カタログ用語解説

■軸間距離
「軸間距離」とは、前輪と後輪の中心間の距離を表す値。「 ホイールベース」とも言う。

■乾燥重量
「乾燥重量」とはバイク単体だけの重さを表し、ガソリンやオイル、冷却水などの重さを含めない。それらを含めた重さは「装備重量」や「車両重量」と呼ばれる。

■最小回転半径
「最小回転半径」とは、直立状態のままハンドルを一杯に切って回転させたとき、前輪が描く円の半径を表す。あくまで直立状態での"最小”なので、実際はバイクを傾ければ傾けるほど、より小さな半径で回れる。

■ボア×ストローク
「ボア」とはシリンダーの直径、「ストローク」とはピストンが上下に動く距離のこと。ボアよりストローク値が短い場合はスピードの出しやすい高回転型、ストローク値が長いと力強さのあるエンジンになるなど、エンジンの特性に密接に関係する。

■圧縮比
爆発力をより高めるために、エンジン内では空気とガソリンが混ざった「混合気」を圧縮している。「圧縮比」とは、その圧縮の比率を表す数値。圧縮比「10:1」は元の体積の10分の1に圧縮する。一般に圧縮比が高いエンジンの方が低いものよりもパワーが出る。

■最高出力
「最高出力」とは、そのバイクの最大パワーのこと。

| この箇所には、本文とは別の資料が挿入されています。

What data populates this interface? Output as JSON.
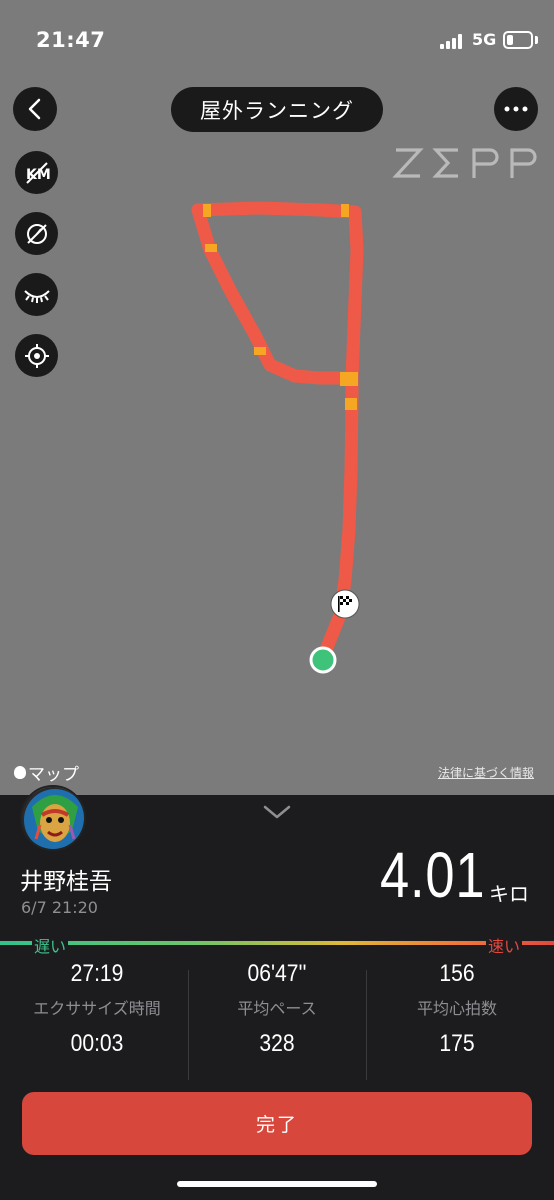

「74.0kW(100.0PS)/8,000rpm」などと表す。エンジンが8,000回転(rpm)のときに最大パワー74.0kW(100.0PS)が出るという意味。「PS」は「馬力」。基本的には、最高出力が大きいほどスピードが出るバイクになる。

■最大トルク
「トルク」とはエンジンが回転する力のこと。その値が最も強いときが「最大トルク」。「98.0N・m(10.0kgf・m)/6,500rpm」などと表す。エンジンが6,500回転(rpm)のときに98.0N・mの力で軸が回っているという意味。基本的に、最大トルクの出る回転数前後がバイクを最も制御しやすい。

■変速比
「変速比」とは、エンジンの回転数とシャフトの回転数の比率を表した値。エンジンとシャフトの間にはミッションがあり、エンジン回転を変速してシャフトに伝える。1速、2速などの各ギヤごとに表され、たとえば1速の変速比「2.85」、2速の変速比「2.0」とは、1速ではシャフトを1回転させるためにエンジンを2.85回転させ、2速では2.0回転させているという意味合いになる。

■減速比
超高速で回るエンジンの回転数をそのまま後輪に伝えるわけにはいかないので、回転を減速する必要がある。「減速比」とは、その減速の比率。一次減速はミッションで行われ、二次減速はスプロケットで行われる。ミッションだけでは減速できない部分をスプロケットで行っており、一般的に二次減速比の数値が大きいほど加速型、小さくなるほど高速重視型とされる。

■キャスター角・トレール量
「キャスター角」とは、前輪を横から見たとき、フロントフォークがどれだけ斜めになっているかを表す値。角度が大きいほどフロントフォークは寝る。「トレール量」とはキャスター角によって生まれる値で、ステアリングヘッドを延長して路面に達する点と、フロントタイヤの接地点の間の距離を表す。トレール量はステアリングや直進安定性に大きく関わり、トレール量が大きければ、直進安定性はよいがハンドリングは重くなる。アメリカンタイプのバイクなどはその例。